Le premier Mondial de l’histoire voit le jour après le Krach boursier de 1929. En Inde, Ghandi commence à faire parler de lui en organisant une marche pacifique pour protester contre l'omnipotence des Britanniques, qui font main basse sur les richesses du Royaume du curry. Dans une Europe à l'orée de tragiques événements politiques, le football n’est encore qu’un jeu futile tandis qu'Outre-Atlantique, il est déjà vécu avec passion, sorte d'exutoire frénétique à la cruauté des dictatures argentine et péruvienne.

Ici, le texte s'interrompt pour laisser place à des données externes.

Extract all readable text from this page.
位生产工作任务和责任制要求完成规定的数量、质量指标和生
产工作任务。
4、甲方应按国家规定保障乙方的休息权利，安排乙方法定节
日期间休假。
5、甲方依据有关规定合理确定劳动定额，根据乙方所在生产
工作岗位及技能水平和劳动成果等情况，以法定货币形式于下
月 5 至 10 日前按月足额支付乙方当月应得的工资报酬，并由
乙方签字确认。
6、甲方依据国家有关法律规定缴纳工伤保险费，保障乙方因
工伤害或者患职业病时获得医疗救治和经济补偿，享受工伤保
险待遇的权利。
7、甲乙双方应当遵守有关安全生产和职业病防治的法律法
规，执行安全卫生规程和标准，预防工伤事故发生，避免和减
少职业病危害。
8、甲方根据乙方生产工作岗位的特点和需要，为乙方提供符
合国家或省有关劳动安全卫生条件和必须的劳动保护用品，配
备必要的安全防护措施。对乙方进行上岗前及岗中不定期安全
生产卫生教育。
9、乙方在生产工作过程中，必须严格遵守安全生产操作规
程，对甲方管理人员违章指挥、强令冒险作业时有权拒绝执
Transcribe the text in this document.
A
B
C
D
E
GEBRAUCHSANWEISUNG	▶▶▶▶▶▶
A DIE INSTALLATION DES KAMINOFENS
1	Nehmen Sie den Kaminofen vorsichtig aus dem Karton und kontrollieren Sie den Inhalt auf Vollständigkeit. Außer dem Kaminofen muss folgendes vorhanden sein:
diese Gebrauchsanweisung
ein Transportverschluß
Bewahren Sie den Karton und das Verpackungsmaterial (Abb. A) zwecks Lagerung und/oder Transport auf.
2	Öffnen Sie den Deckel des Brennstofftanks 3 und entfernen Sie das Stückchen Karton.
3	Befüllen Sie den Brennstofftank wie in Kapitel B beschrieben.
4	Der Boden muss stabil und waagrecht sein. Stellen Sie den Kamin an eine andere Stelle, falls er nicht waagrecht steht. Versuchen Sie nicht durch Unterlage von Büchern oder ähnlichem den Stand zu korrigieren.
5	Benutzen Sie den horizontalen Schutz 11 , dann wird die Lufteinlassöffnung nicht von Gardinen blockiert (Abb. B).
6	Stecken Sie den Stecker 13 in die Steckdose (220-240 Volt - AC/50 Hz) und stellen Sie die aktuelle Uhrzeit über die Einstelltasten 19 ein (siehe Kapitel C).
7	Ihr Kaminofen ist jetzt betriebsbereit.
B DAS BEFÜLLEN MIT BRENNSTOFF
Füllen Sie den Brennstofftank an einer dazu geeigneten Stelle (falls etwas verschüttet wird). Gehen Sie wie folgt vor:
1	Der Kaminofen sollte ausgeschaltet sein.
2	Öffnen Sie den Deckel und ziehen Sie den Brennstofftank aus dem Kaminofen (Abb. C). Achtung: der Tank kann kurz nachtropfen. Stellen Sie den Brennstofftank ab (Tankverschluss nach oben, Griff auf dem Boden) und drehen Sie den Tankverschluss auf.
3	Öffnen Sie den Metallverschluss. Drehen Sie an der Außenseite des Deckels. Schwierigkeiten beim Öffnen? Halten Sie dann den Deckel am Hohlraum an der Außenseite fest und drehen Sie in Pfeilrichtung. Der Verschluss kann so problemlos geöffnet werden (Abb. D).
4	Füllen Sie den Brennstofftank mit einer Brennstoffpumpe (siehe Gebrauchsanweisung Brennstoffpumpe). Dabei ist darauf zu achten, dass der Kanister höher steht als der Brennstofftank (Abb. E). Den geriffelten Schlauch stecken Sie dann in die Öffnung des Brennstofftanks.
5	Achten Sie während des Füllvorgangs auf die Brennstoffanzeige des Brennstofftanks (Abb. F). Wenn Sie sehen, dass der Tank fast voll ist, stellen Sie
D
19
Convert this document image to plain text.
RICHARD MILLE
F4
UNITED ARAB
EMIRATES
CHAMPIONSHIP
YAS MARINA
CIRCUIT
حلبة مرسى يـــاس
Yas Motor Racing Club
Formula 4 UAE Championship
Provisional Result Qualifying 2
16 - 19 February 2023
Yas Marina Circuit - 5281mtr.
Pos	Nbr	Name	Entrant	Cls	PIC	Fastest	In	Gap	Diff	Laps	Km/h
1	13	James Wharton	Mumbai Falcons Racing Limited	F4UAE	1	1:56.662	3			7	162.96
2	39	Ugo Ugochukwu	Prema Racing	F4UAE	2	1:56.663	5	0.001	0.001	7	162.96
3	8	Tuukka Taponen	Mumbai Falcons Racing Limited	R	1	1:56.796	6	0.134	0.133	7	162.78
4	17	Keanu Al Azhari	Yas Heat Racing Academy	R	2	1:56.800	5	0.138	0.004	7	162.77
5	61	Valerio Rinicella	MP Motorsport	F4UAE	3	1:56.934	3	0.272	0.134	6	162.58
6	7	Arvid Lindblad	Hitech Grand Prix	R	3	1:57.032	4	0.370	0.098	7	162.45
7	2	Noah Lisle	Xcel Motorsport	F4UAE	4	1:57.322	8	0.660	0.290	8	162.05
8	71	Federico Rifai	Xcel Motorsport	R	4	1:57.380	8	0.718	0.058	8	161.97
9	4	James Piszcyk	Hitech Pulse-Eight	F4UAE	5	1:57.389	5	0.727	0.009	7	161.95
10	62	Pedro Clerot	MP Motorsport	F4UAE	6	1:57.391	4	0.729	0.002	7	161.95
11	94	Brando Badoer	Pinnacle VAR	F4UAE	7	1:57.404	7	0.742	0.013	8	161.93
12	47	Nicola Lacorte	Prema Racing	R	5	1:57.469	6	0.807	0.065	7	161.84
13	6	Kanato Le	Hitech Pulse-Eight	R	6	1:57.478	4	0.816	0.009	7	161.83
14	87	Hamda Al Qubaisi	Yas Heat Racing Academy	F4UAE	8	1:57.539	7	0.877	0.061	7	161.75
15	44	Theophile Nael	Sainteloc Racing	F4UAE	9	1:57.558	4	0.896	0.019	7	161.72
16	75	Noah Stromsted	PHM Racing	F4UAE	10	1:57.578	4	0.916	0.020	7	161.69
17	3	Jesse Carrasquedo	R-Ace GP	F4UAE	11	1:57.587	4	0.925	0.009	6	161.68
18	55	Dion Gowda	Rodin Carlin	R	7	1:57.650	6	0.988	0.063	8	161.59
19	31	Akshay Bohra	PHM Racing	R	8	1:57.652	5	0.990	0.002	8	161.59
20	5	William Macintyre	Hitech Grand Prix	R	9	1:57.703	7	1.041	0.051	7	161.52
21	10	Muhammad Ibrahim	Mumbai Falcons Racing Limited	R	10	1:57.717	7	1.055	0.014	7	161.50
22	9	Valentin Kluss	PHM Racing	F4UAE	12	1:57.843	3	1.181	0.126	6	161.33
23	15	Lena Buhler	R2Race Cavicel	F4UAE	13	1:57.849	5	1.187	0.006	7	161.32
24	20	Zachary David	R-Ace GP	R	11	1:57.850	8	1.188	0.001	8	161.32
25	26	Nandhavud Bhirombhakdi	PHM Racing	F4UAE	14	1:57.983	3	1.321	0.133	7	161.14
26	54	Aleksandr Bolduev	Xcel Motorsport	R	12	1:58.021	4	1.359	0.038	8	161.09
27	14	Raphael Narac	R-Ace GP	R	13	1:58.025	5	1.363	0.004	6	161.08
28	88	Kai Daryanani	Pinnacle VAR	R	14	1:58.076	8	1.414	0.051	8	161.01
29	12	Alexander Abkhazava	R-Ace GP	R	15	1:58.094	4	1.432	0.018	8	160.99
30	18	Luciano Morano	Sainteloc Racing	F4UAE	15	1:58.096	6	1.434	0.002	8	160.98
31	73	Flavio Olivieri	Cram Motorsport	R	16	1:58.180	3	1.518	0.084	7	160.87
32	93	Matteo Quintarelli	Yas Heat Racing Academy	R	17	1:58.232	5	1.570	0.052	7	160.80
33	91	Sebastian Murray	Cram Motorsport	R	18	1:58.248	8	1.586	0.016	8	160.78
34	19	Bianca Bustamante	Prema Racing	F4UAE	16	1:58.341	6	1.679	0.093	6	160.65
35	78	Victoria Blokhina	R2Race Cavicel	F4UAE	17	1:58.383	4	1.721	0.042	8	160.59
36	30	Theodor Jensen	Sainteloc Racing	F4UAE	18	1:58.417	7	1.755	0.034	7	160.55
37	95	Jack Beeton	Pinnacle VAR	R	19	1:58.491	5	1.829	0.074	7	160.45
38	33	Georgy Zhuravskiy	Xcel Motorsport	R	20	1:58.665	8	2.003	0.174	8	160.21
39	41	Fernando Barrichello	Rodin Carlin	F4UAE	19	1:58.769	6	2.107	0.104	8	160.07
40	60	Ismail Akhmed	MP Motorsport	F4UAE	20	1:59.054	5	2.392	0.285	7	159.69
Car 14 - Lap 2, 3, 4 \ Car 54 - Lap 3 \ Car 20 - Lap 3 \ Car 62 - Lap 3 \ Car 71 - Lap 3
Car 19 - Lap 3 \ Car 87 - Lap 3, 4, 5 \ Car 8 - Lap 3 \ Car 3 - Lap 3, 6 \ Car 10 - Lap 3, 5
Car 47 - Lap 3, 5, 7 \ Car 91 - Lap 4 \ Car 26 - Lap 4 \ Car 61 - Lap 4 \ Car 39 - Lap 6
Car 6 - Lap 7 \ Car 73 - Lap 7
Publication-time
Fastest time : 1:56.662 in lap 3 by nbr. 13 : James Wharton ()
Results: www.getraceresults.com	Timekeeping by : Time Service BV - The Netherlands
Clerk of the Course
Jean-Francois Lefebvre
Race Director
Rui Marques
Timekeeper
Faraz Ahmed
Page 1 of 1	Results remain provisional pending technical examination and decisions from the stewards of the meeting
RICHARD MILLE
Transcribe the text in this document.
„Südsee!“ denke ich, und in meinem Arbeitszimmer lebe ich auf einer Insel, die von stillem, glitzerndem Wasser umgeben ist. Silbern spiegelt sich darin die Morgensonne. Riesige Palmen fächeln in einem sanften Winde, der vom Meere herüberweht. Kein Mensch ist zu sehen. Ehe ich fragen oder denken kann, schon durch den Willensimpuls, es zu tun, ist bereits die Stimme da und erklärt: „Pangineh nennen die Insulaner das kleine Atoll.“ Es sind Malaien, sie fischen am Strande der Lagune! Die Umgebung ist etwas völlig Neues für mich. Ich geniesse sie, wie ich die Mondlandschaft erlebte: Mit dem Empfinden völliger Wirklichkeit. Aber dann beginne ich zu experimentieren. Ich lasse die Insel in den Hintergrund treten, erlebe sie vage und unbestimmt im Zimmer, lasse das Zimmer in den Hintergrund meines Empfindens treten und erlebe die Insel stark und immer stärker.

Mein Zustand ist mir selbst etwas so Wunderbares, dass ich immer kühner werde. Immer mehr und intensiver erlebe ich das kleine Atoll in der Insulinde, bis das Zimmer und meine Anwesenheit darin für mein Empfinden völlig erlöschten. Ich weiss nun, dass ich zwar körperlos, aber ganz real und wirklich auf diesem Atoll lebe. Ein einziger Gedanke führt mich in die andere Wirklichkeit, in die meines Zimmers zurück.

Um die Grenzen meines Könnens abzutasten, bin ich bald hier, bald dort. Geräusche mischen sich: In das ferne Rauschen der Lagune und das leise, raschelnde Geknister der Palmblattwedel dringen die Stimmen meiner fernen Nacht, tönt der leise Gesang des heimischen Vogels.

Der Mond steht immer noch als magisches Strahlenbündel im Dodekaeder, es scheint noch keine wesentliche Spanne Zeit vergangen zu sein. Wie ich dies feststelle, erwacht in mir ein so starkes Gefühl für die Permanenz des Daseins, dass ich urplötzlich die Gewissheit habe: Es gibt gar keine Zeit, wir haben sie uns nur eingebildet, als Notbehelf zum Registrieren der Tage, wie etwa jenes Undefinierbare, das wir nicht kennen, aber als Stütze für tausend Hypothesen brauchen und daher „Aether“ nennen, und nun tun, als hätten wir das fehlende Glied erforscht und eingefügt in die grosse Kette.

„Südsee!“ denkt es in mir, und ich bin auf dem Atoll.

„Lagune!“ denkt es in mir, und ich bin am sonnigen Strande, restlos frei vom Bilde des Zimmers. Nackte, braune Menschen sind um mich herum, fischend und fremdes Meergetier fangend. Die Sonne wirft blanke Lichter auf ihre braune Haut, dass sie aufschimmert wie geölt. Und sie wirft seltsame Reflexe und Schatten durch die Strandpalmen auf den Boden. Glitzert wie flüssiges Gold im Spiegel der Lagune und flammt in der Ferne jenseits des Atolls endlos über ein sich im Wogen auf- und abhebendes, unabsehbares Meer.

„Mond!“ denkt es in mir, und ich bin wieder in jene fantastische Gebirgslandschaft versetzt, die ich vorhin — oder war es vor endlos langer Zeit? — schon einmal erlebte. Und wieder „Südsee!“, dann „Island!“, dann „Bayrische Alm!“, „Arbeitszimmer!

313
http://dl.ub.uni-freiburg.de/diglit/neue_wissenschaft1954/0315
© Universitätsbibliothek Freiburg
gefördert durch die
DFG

Dès sa création, en 1904, la FIFA s’est attachée à mettre en place une compétition dans laquelle s’affronteraient les meilleures sélections nationales du monde. Le Français Jules Rimet, président de ce qui n’est pas encore le plus grand organisme de football de la planète, met ainsi tout en œuvre pour y parvenir. Le 26 Mai 1928, lors d’un congrès à Amsterdam, il annonce que la première coupe du monde se célébrera en 1930. Le 8 septembre de la même année, à Zurich, la FIFA annonce que la compétition n’aura lieu que tous les quatre ans pour ne pas remettre en cause la légitimité des championnats, mais aussi pour s’assurer que les meilleurs joueurs du monde seront assez motivés pour y participer. Le 18 Mai 1929, à Barcelone, le pays d’accueil est désigné. L’Espagne, à travers son monarque, le roi Alphonse XIII, est le candidat européen le plus sérieux, mais c’est finalement l’Uruguay qui l’emporte avec un argumentaire basé sur le fait que la compétition coïncide avec le centenaire de son indépendance. Les Charruas utilisent en outre leurs deux médailles d’or olympiques, obtenues à Paris et Amsterdam, pour faire pencher la décision de leur côté.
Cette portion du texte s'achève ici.